Iam doing a basic pattern search of about 20GB text file. (split into 10 text files each of 2GB). I use egrep (since I have multiple patterns, using | option). It is slow. Before I try to do the same in perl to do benchmarking, I request the wisdom of esteemed monks, if you have any insight into solving similar issues.
Thanks,
dba
Update1
I do use 10 parallel egrep to search 2 GB each. But for a single process it takes 35 minutes.

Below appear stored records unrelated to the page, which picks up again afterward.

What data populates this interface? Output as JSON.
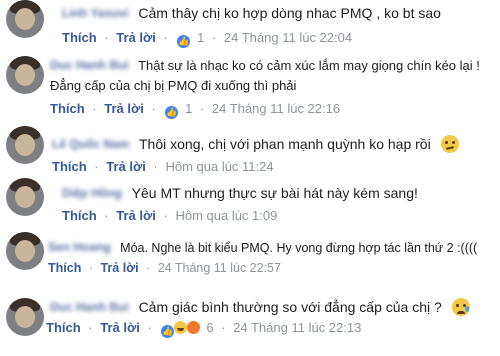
{
  "comments": [
    {
      "author": "Linh Yasuvi",
      "text": "Cảm thây chị ko hợp dòng nhac PMQ , ko bt sao",
      "actions": {
        "like": "Thích",
        "reply": "Trả lời",
        "reaction_count": "1",
        "time": "24 Tháng 11 lúc 22:04"
      }
    },
    {
      "author": "Duc Hanh Bui",
      "text_lines": [
        "Thật sự là nhạc ko có cảm xúc lắm may giọng chín kéo lại !",
        "Đẳng cấp của chị bị PMQ đi xuống thì phải"
      ],
      "actions": {
        "like": "Thích",
        "reply": "Trả lời",
        "reaction_count": "1",
        "time": "24 Tháng 11 lúc 22:16"
      }
    },
    {
      "author": "Lê Quốc Nam",
      "text": "Thôi xong, chị với phan mạnh quỳnh ko hạp rồi",
      "actions": {
        "like": "Thích",
        "reply": "Trả lời",
        "time": "Hôm qua lúc 11:24"
      }
    },
    {
      "author": "Diệp Hồng",
      "text": "Yêu MT nhưng thực sự bài hát này kém sang!",
      "actions": {
        "like": "Thích",
        "reply": "Trả lời",
        "time": "Hôm qua lúc 1:09"
      }
    },
    {
      "author": "Sen Hoang",
      "text": "Móa. Nghe là bit kiểu PMQ. Hy vong đừng hợp tác lần thứ 2 :((((",
      "actions": {
        "like": "Thích",
        "reply": "Trả lời",
        "time": "24 Tháng 11 lúc 22:57"
      }
    },
    {
      "author": "Duc Hanh Bui",
      "text": "Cảm giác bình thường so với đẳng cấp của chị ?",
      "actions": {
        "like": "Thích",
        "reply": "Trả lời",
        "reaction_count": "6",
        "time": "24 Tháng 11 lúc 22:13"
      }
    }
  ],
  "separator": "·",
  "icons": {
    "like": "like-reaction-icon",
    "haha": "haha-reaction-icon",
    "angry": "angry-reaction-icon",
    "emoji_confused": "confused-emoji-icon",
    "emoji_cry": "crying-emoji-icon"
  },
  "colors": {
    "action": "#385898",
    "meta": "#8d949e",
    "text": "#1c1e21",
    "like": "#3b82f6"
  }
}
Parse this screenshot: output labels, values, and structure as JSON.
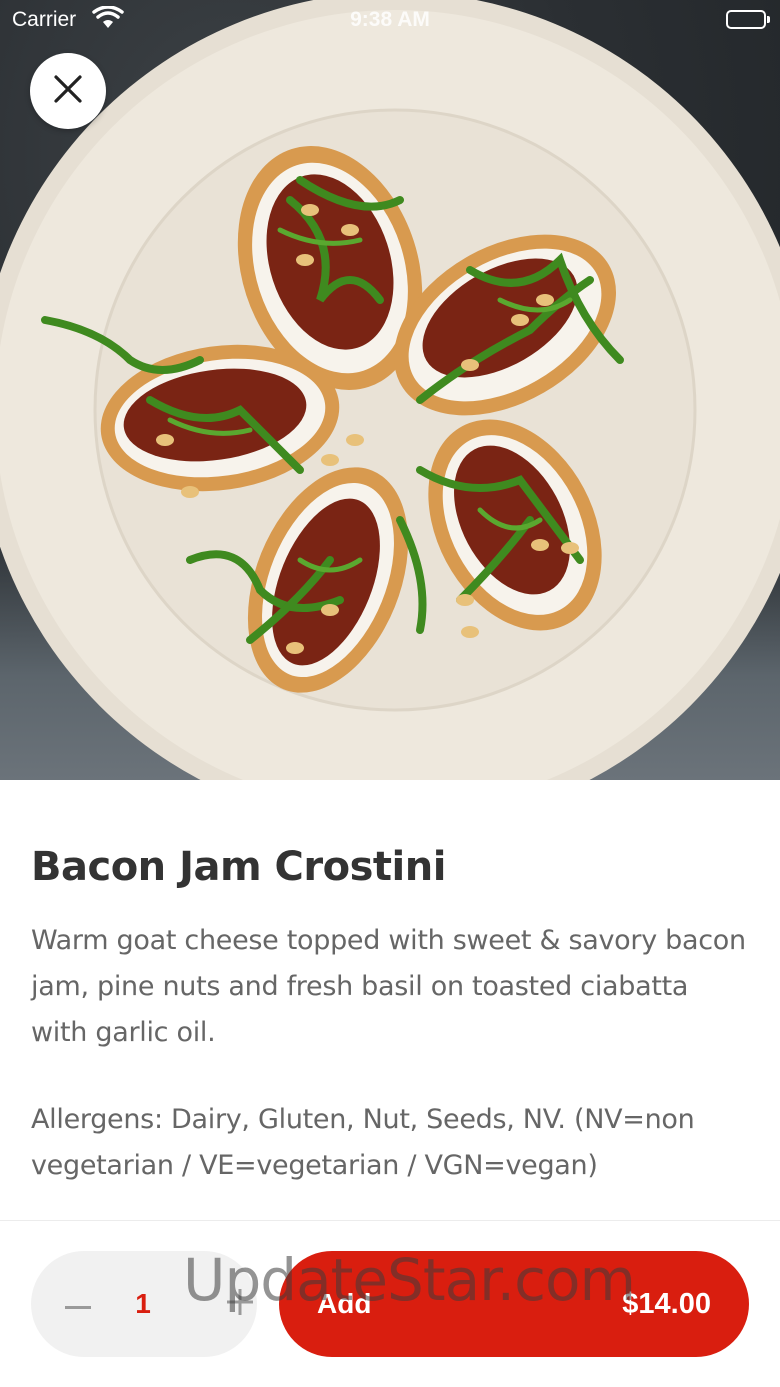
{
  "status_bar": {
    "carrier": "Carrier",
    "time": "9:38 AM"
  },
  "hero": {
    "image_alt": "Bacon Jam Crostini",
    "close_icon": "close-icon"
  },
  "item": {
    "title": "Bacon Jam Crostini",
    "description": "Warm goat cheese topped with sweet & savory bacon jam, pine nuts and fresh basil on toasted ciabatta with garlic oil.",
    "allergens": "Allergens: Dairy, Gluten, Nut, Seeds, NV. (NV=non vegetarian / VE=vegetarian / VGN=vegan)"
  },
  "order": {
    "quantity": "1",
    "decrement_icon": "minus-icon",
    "increment_icon": "plus-icon",
    "add_label": "Add",
    "price": "$14.00"
  },
  "watermark": "UpdateStar.com",
  "colors": {
    "accent": "#d91e0f",
    "title": "#333333",
    "body_text": "#666666",
    "stepper_bg": "#f1f1f1"
  }
}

Non-perl question: Is there a way for me to tell perl or egrep to use more memory than it normally uses. I have a lot of memory on the server.
Update2
The text files are not compressed.
This is my sample perl code to benchmark timings:
use strict;
open(OFILE,">output.txt") or die "Unable to open output file";
open(IFILE,"<input.txt") or die "Unable to open input file";
while ( <IFILE>)
{
print OFILE unless /^CPXX1|^KLXX1|^KMXX1|^MEXX1|^PAXX1|^PMXX1|^SLXX1|
+^SZXX1|^WXXX1|^YZXX1/
}
close(IFILE);
close(OFILE);
Any suggestions to tune this?
Update3
Thank you monks for your great suggestions. I did some benchmarking. Instead of working with 2GB file, I
split the text file to the first 1 million rows (approximately 300MB) and used it to benchmark.
I also modified the regex to
/^(CP|KL|KM|ME|PA|PM|SL|SZ|WX|YZ)XX1/
1. for
cat to just copy, it took 5 seconds
2. for
perl it took 14 seconds
3. for
egrep it took 22 seconds
(Both perl and egrep used the same regex as above. I actually ran the tests twice to avoid any discrepencies)
Observations
The change in regex made a world of difference in both egrep and perl.
perl performed better than egrep to my surprise.
Update4
Thanks again for all your great suggestions. I will try demerphq's solution and update with the results.